La parte della giornata per me più difficile è quella delle telefonate. Parlare con i parenti è difficile, anche questo non si insegna all’università. Comunicare la morte del padre ad un tuo coetaneo, dire alla moglie che il marito verrà intubato o, peggio, che non può essere portato in Rianimazione perché non c’è posto per lui, queste sono le cose che ti porti a casa e nella vita. Ma anche le chiamate ai rianimatori non sono semplici, perché capita ogni giorno (spesso più volte al giorno) di dover provare a trasferire i pazienti gravi in Rianimazione. Però le terapie intensive sono piene, sempre, e allora parte un confronto fatto di pro e di contro, di aspettative di vita che ogni paziente ha e questo è ancora più duro, perché è in quel momento che si sceglie se il paziente avrà altre chance o se per lui rimarrà solo la speranza di farcela. Parliamo di pazienti dell’età di nostro padre o nostra madre. Sembra una lotta assurda in cui entrambi si vince o entrambi si perde, perché quando il rianimatore ci dice di non poter prendere il paziente, soffre insieme a noi. Paziente oncologico, paziente anziano, paziente pluripatologico, sono tutti pazienti che perdono il diritto di priorità rispetto ad un paziente più giovane o senza malattie pregresse. Come farlo sembrare giusto agli occhi di un parente?
Questo virus ha tirato fuori da ciascuno di noi il “carattere”, svelando i pavidi e gli instancabili, i sensibili e i cinici. È strano, ma provo un certo egoismo quando, stando a casa, mi sento meno partecipe, mentre vorrei essere protagonista. Rientrare a casa distrutto e crollare sul divano guardando un film e svegliarmi alle 3 di notte per trascinarmi sul letto, mi fa stare meglio che poltrire a casa tutto il giorno prendendo impegni che probabilmente non porterò a termine.

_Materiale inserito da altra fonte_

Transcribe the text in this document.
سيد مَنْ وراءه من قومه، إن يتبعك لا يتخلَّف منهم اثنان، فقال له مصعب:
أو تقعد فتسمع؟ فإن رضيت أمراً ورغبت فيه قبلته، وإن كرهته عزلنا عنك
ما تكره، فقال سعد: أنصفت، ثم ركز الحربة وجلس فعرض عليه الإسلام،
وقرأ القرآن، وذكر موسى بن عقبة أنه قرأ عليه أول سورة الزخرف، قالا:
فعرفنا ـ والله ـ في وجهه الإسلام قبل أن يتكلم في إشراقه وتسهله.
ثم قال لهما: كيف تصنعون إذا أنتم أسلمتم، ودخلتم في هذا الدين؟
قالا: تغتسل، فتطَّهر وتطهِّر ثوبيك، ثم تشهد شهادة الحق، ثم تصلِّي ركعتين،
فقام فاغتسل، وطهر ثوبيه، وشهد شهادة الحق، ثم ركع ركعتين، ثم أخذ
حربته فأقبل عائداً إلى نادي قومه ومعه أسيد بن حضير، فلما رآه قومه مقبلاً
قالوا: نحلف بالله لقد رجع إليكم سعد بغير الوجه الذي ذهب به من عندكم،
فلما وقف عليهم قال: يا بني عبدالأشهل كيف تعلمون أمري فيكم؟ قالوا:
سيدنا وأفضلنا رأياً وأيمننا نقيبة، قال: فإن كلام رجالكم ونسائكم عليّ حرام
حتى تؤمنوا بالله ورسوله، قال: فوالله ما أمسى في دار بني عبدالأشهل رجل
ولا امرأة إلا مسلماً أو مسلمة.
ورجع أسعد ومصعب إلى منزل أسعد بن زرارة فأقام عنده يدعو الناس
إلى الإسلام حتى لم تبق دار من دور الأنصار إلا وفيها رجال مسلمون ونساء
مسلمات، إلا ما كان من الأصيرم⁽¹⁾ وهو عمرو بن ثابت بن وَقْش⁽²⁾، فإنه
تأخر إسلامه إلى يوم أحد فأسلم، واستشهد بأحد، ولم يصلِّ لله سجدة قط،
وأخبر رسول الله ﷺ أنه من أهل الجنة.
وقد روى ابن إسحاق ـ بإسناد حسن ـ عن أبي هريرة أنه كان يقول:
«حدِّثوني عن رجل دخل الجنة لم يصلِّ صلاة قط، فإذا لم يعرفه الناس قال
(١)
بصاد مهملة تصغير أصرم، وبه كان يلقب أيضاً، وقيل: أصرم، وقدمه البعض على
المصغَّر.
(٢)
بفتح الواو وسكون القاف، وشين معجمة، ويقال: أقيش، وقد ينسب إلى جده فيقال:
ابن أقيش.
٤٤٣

Nonostante tutto, voglio credere che questa esperienza lascerà in ognuno di noi cicatrici più o meno profonde, che ci ricorderanno l’importanza delle cose vere, delle relazioni, della collaborazione, del tempo per se stessi e della fortuna di vivere in un Paese con un buono (ma potenzialmente ottimo) Sistema Sanitario.